Of course we can't completely rule out adverse or even life-threatening reactions to vaccines. I don't know if the blood clots experienced by six AZ patients out of millions vaccinated are intrinsically linked, but let's say that they definitely are. It's still the case that getting vaxxed is the better option, as the consequences of not using vaccines for Covid are worse.
 
... I don't know if the blood clots experienced by six AZ patients out of millions vaccinated are intrinsically linked, but let's say that they definitely are. It's still the case that getting vaxxed is the better option, as the consequences of not using vaccines for Covid are worse.
6 in millions? It's 1 in 50,000 for under 50s.

That's on *current data I beleive.
 
6 in millions? It's 1 in 50,000 for under 50s.

That's on *current data I beleive.

From here:

"The Committee carried out an in-depth review of 62 cases of cerebral venous sinus thrombosis and 24 cases of splanchnic vein thrombosis reported in the EU drug safety database (EudraVigilance) as of 22 March 2021, 18 of which were fatal.1 The cases came mainly from spontaneous reporting systems of the EEA and the UK, where around 25 million people had received the vaccine."

"As of 4 April 2021, a total of 169 cases of CVST and 53 cases of splanchnic vein thrombosis were reported to EudraVigilance. Around 34 million people had been vaccinated in the EEA and UK by this date. The more recent data do not change the PRAC’s recommendations."

That doesn't seem like 1 in 50,000 to me.
 
Look at the early responses here to the first concerns about the AZ vaccine. “But it’s been through trials!”

Apart from the "replacing God with science" bit, I tend to agree with what you have posted..

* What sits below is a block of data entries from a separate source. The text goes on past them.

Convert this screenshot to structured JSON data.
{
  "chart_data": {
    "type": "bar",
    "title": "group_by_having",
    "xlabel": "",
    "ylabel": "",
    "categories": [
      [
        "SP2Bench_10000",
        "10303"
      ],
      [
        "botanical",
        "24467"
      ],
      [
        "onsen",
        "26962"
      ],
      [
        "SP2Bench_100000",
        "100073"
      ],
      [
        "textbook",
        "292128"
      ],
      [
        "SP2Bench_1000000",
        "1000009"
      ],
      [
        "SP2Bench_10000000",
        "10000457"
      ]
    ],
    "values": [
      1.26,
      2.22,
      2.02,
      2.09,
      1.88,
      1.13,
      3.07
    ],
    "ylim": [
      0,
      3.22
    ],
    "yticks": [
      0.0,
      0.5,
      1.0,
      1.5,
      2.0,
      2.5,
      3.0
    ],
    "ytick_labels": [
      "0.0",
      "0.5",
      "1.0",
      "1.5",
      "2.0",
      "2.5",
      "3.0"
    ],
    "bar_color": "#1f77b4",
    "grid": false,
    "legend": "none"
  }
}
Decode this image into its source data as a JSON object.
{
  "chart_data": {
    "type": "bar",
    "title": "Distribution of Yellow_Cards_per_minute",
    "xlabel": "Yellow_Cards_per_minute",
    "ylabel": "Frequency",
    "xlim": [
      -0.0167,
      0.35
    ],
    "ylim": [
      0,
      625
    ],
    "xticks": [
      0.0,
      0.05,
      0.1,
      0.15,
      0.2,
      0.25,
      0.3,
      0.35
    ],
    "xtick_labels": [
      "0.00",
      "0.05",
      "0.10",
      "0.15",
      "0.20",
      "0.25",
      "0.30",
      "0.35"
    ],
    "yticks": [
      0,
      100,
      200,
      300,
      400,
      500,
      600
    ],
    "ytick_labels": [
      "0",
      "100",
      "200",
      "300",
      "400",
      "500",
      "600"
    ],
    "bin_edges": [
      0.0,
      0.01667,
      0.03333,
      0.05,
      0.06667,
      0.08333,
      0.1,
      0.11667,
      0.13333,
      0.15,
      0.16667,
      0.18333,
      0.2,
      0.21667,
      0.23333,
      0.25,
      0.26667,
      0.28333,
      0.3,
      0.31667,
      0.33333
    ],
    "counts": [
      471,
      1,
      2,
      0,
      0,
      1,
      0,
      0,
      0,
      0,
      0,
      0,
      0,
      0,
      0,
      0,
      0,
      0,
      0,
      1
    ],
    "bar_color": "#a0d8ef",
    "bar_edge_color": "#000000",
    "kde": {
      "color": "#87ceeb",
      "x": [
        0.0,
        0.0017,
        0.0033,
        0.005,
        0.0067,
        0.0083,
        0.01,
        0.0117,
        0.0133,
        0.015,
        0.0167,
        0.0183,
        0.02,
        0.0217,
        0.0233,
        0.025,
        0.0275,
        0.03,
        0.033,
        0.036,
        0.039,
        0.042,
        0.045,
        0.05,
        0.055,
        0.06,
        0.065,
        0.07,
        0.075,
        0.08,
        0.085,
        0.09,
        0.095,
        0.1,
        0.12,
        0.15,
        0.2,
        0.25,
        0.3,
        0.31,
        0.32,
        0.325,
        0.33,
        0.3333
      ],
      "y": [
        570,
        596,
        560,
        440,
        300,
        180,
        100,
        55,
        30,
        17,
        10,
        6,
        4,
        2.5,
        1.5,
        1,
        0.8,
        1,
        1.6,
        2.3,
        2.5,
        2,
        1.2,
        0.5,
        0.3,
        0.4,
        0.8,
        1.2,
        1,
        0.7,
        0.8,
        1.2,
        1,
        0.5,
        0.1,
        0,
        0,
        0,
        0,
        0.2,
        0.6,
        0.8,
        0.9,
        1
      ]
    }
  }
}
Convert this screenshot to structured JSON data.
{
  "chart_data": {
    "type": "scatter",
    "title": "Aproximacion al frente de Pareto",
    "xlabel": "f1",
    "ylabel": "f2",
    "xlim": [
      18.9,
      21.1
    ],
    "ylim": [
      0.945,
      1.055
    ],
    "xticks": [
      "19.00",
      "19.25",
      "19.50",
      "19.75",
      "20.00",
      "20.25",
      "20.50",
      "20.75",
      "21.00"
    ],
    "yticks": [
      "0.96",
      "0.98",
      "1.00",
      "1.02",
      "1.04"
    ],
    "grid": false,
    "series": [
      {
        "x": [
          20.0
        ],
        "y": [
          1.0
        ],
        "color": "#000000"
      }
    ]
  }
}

As the only person that has mentioned trials on this thread, I would clarify it was in the context of the vaccines arriving at speed, as some people think there's been short-cuts made in the trails, which isn't the case, the vaccines have gone through all the normal trail stages. Trails are the best we have when it comes to making new drugs & vaccines available to the general population, but can never guarantee that problems will not be picked-up in the real word roll-out, when sample number goes from ten of thousands to many million, as proven in the AZ case.
 
From here:

"The Committee carried out an in-depth review of 62 cases of cerebral venous sinus thrombosis and 24 cases of splanchnic vein thrombosis reported in the EU drug safety database (EudraVigilance) as of 22 March 2021, 18 of which were fatal.1 The cases came mainly from spontaneous reporting systems of the EEA and the UK, where around 25 million people had received the vaccine."

"As of 4 April 2021, a total of 169 cases of CVST and 53 cases of splanchnic vein thrombosis were reported to EudraVigilance. Around 34 million people had been vaccinated in the EEA and UK by this date. The more recent data do not change the PRAC’s recommendations."

That doesn't seem like 1 in 50,000 to me.
Bit difficult as at work while doing this but quick search finds:

'
  • The overall risk of VITT following a dose of the University of Oxford/AstraZeneca vaccine is 10.9 per million doses. This varies according to age groups and it is estimated to be around 1 in 100,000 for people over 50 and 1 in 50,000 for people aged between 18 and 49 years.